Read review of The Orange House and The Jackal who Thought He Was a Peacock by Parents in Touch:
All around the Orange House, new houses are being built. The new houses all talk about each other, but the Orange House doesn’t want to join in. The Turquoise, the first new house to be built, remembers that all the houses were once like the Orange House, with gardens, ponds, fish and birds. Sadly, the Orange House remembers those times and the new houses share her sadness. So when the time comes for the Orange House to be pulled down, they join together and protect her. It’s a very thoughtful story, with a strong environmental message touchingly conveyed. Delicate, child-like illustrations give the book real child-appeal.
- A review of this book by Jill Bennett, here.
- An interview with Nahid Kazemi, illustrator & author of this book, here.

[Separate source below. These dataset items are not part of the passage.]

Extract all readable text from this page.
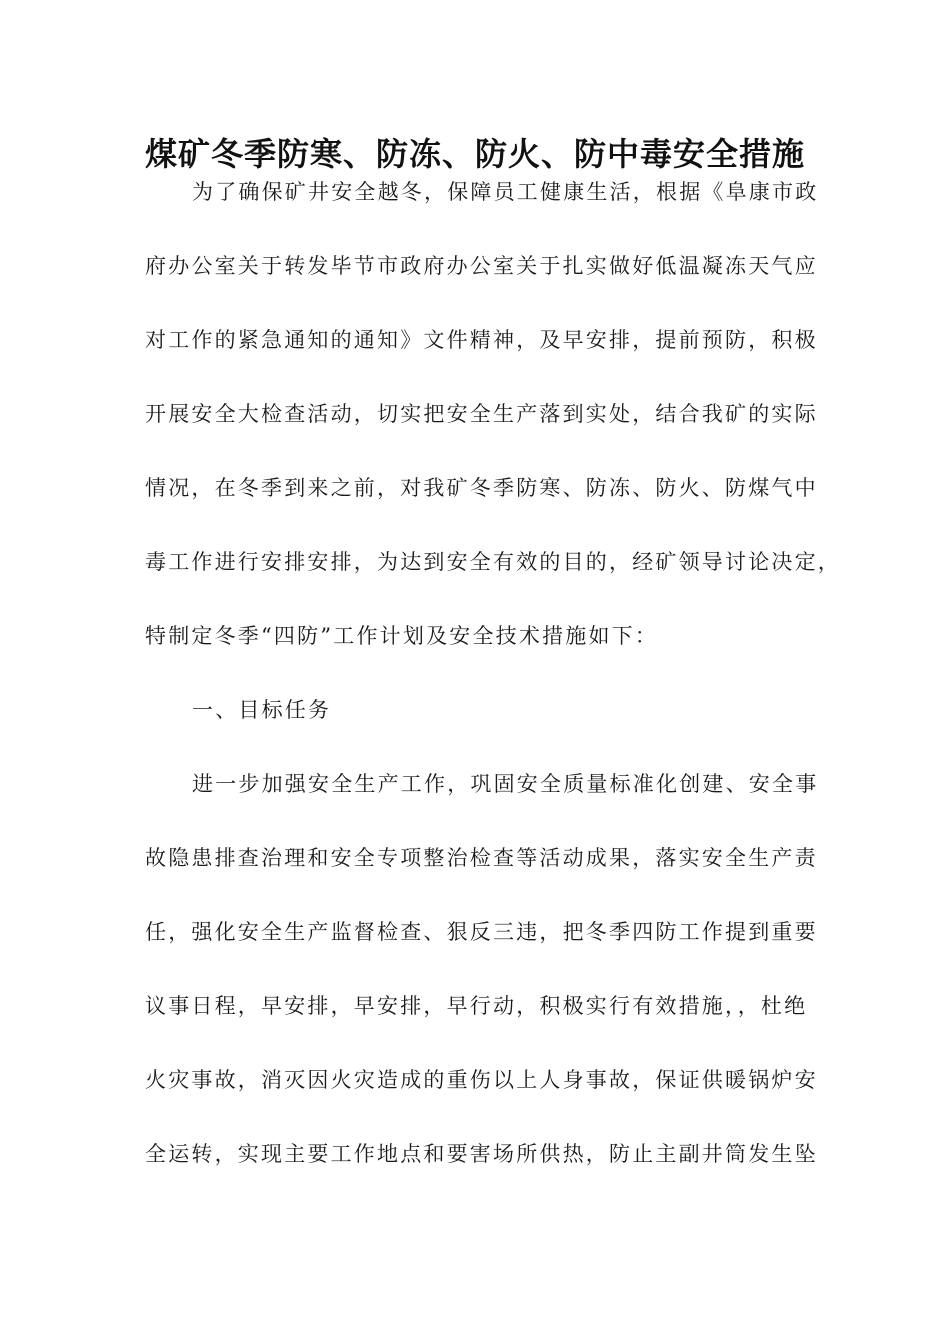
煤矿冬季防寒、防冻、防火、防中毒安全措施
为了确保矿井安全越冬，保障员工健康生活，根据《阜康市政
府办公室关于转发毕节市政府办公室关于扎实做好低温凝冻天气应
对工作的紧急通知的通知》文件精神，及早安排，提前预防，积极
开展安全大检查活动，切实把安全生产落到实处，结合我矿的实际
情况，在冬季到来之前，对我矿冬季防寒、防冻、防火、防煤气中
毒工作进行安排安排，为达到安全有效的目的，经矿领导讨论决定，
特制定冬季“四防”工作计划及安全技术措施如下：
一、目标任务
进一步加强安全生产工作，巩固安全质量标准化创建、安全事
故隐患排查治理和安全专项整治检查等活动成果，落实安全生产责
任，强化安全生产监督检查、狠反三违，把冬季四防工作提到重要
议事日程，早安排，早安排，早行动，积极实行有效措施，，杜绝
火灾事故，消灭因火灾造成的重伤以上人身事故，保证供暖锅炉安
全运转，实现主要工作地点和要害场所供热，防止主副井筒发生坠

The Jackal Who Thought He Was a Peacock by Rumi
Rūmī was a 13th-century Persian poet, jurist, Islamic scholar, theologian, and Sufi mystic; his poetry is especially popular in the US. This story is one of his fables about accepting one’s own identity, and not wanting to change. The jackal is unhappy about his appearance and wants to become a colourful peacock, so he decides to paint himself as a peacock, but this doesn’t work out and the jackal finds he was much better off as he was. Beautifully drawn illustrations with soft delicate colouring are a sheer delight.